相席になった男性も、おでんを注文していた。韓国人観光客の李ヨンジンさん(54)。同じく店構えが気になって店に入ったのだという。

「韓国にはない、あっさりした味ですね」と李さん。韓国の屋台にも日本語由来で「オデン」と呼ぶ料理がある。魚の練り物を串に刺し、青唐辛子が利いただし汁で煮込むが、食材の種類は練り物のみ。李さん、日本のおでんの食材の豊富さに驚いたようだ。
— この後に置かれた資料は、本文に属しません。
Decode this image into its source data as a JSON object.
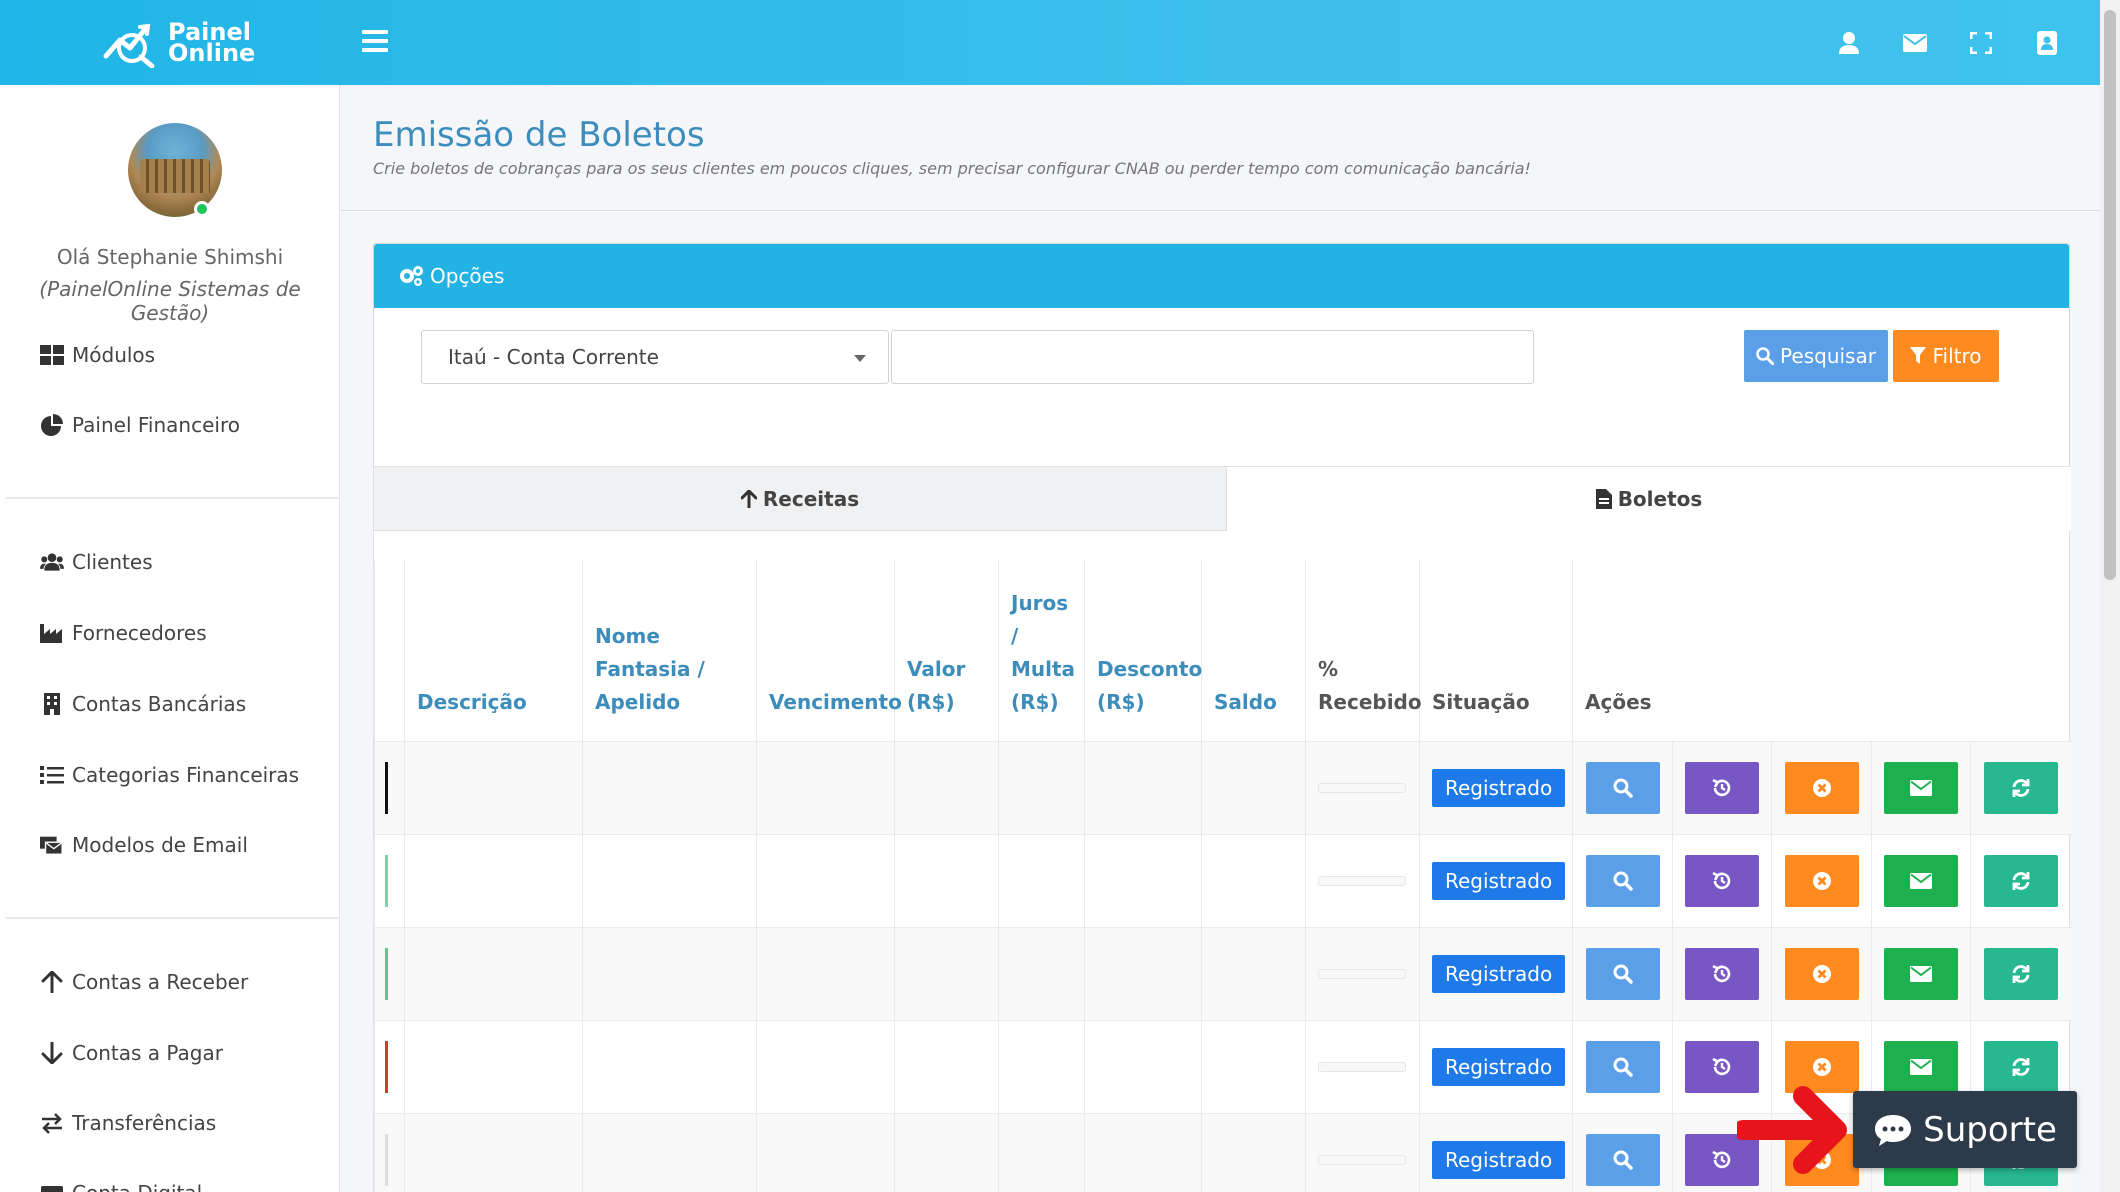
{
  "brand": {
    "line1": "Painel",
    "line2": "Online"
  },
  "topbar": {
    "icons": [
      "user-icon",
      "envelope-icon",
      "fullscreen-icon",
      "contact-card-icon"
    ]
  },
  "sidebar": {
    "greeting": "Olá Stephanie Shimshi",
    "company": "(PainelOnline Sistemas de Gestão)",
    "group1": [
      {
        "label": "Módulos",
        "icon": "grid-icon"
      },
      {
        "label": "Painel Financeiro",
        "icon": "pie-chart-icon"
      }
    ],
    "group2": [
      {
        "label": "Clientes",
        "icon": "users-icon"
      },
      {
        "label": "Fornecedores",
        "icon": "industry-icon"
      },
      {
        "label": "Contas Bancárias",
        "icon": "building-icon"
      },
      {
        "label": "Categorias Financeiras",
        "icon": "list-icon"
      },
      {
        "label": "Modelos de Email",
        "icon": "email-templates-icon"
      }
    ],
    "group3": [
      {
        "label": "Contas a Receber",
        "icon": "arrow-up-icon"
      },
      {
        "label": "Contas a Pagar",
        "icon": "arrow-down-icon"
      },
      {
        "label": "Transferências",
        "icon": "exchange-icon"
      },
      {
        "label": "Conta Digital",
        "icon": "wallet-icon"
      }
    ]
  },
  "page": {
    "title": "Emissão de Boletos",
    "subtitle": "Crie boletos de cobranças para os seus clientes em poucos cliques, sem precisar configurar CNAB ou perder tempo com comunicação bancária!"
  },
  "options": {
    "header": "Opções",
    "account_select": "Itaú - Conta Corrente",
    "search_value": "",
    "search_button": "Pesquisar",
    "filter_button": "Filtro"
  },
  "tabs": {
    "receitas": "Receitas",
    "boletos": "Boletos"
  },
  "table": {
    "headers": {
      "descricao": "Descrição",
      "nome_fantasia": "Nome Fantasia / Apelido",
      "vencimento": "Vencimento",
      "valor": "Valor (R$)",
      "juros": "Juros / Multa (R$)",
      "desconto": "Desconto (R$)",
      "saldo": "Saldo",
      "recebido": "% Recebido",
      "situacao": "Situação",
      "acoes": "Ações"
    },
    "rows": [
      {
        "status": "Registrado",
        "mark_color": "#111111"
      },
      {
        "status": "Registrado",
        "mark_color": "#7fd1a6"
      },
      {
        "status": "Registrado",
        "mark_color": "#5fc78f"
      },
      {
        "status": "Registrado",
        "mark_color": "#d6362d"
      },
      {
        "status": "Registrado",
        "mark_color": "#dddddd"
      }
    ],
    "actions": [
      "search-icon",
      "history-icon",
      "cancel-icon",
      "envelope-icon",
      "refresh-icon"
    ]
  },
  "support": {
    "label": "Suporte"
  },
  "colors": {
    "topbar": "#1fb5e6",
    "primary": "#3c8dbc",
    "status_blue": "#1e7ae8",
    "view": "#5a9fe8",
    "history": "#7856c4",
    "cancel": "#ff8a1f",
    "mail": "#1eb04e",
    "sync": "#27b88f",
    "support_bg": "#2d3a4a",
    "arrow": "#e8141b"
  }
}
李さんはその後、北九州旅行の中で最も楽しみにしていたという小倉城へ足を運んだ。

■韓国の伝統市場に似た雰囲気も
■地元市民に愛される本場キムチ

「旦過市場って韓国の伝統的な市場の雰囲気によく似てますね」と冨永さん。

なるほど、メインのアーケードからさらに奥に進んだ入り組んだ路地には、ホルモン専門の精肉店や韓国出身の女性が営むキムチ店が軒を構えていた。

ソウル出身で1972年に来日し、日本に帰化した春野好美さん(71)の店「本場のキムチ ハンアリ」は、旦過市場で91年から商売を続けている。

白菜とキュウリのキムチを1袋ずつ購入してみた。母親の作り方をまねて覚えたという本場の味は酸味と辛みのバランスが絶妙だ。

火災を受け、旦過市場は再整備される計画だ。「名残惜しいけれど、これを機に年内で区切りを付けて閉店するつもり。私が日本で生きてこられたのもお客さんたちのおかげです」。春野さんが取材にそう答えると、店頭で品定めをしていた高齢の常連女性が「そんな。もうちょっと頑張ってよ」と割り込んできた。地元に愛されている店なのである。

冨永さんと巡った旦過市場は、ツール・ド・九州のレース初日の「小倉城クリテリウム」、2日目の「福岡ステージ」のスタート地点にほど近い。国内外から訪れる選手や大会関係者、ロードレースファンにコース沿線の観光やご当地グルメも満喫してもらえるとありがたい。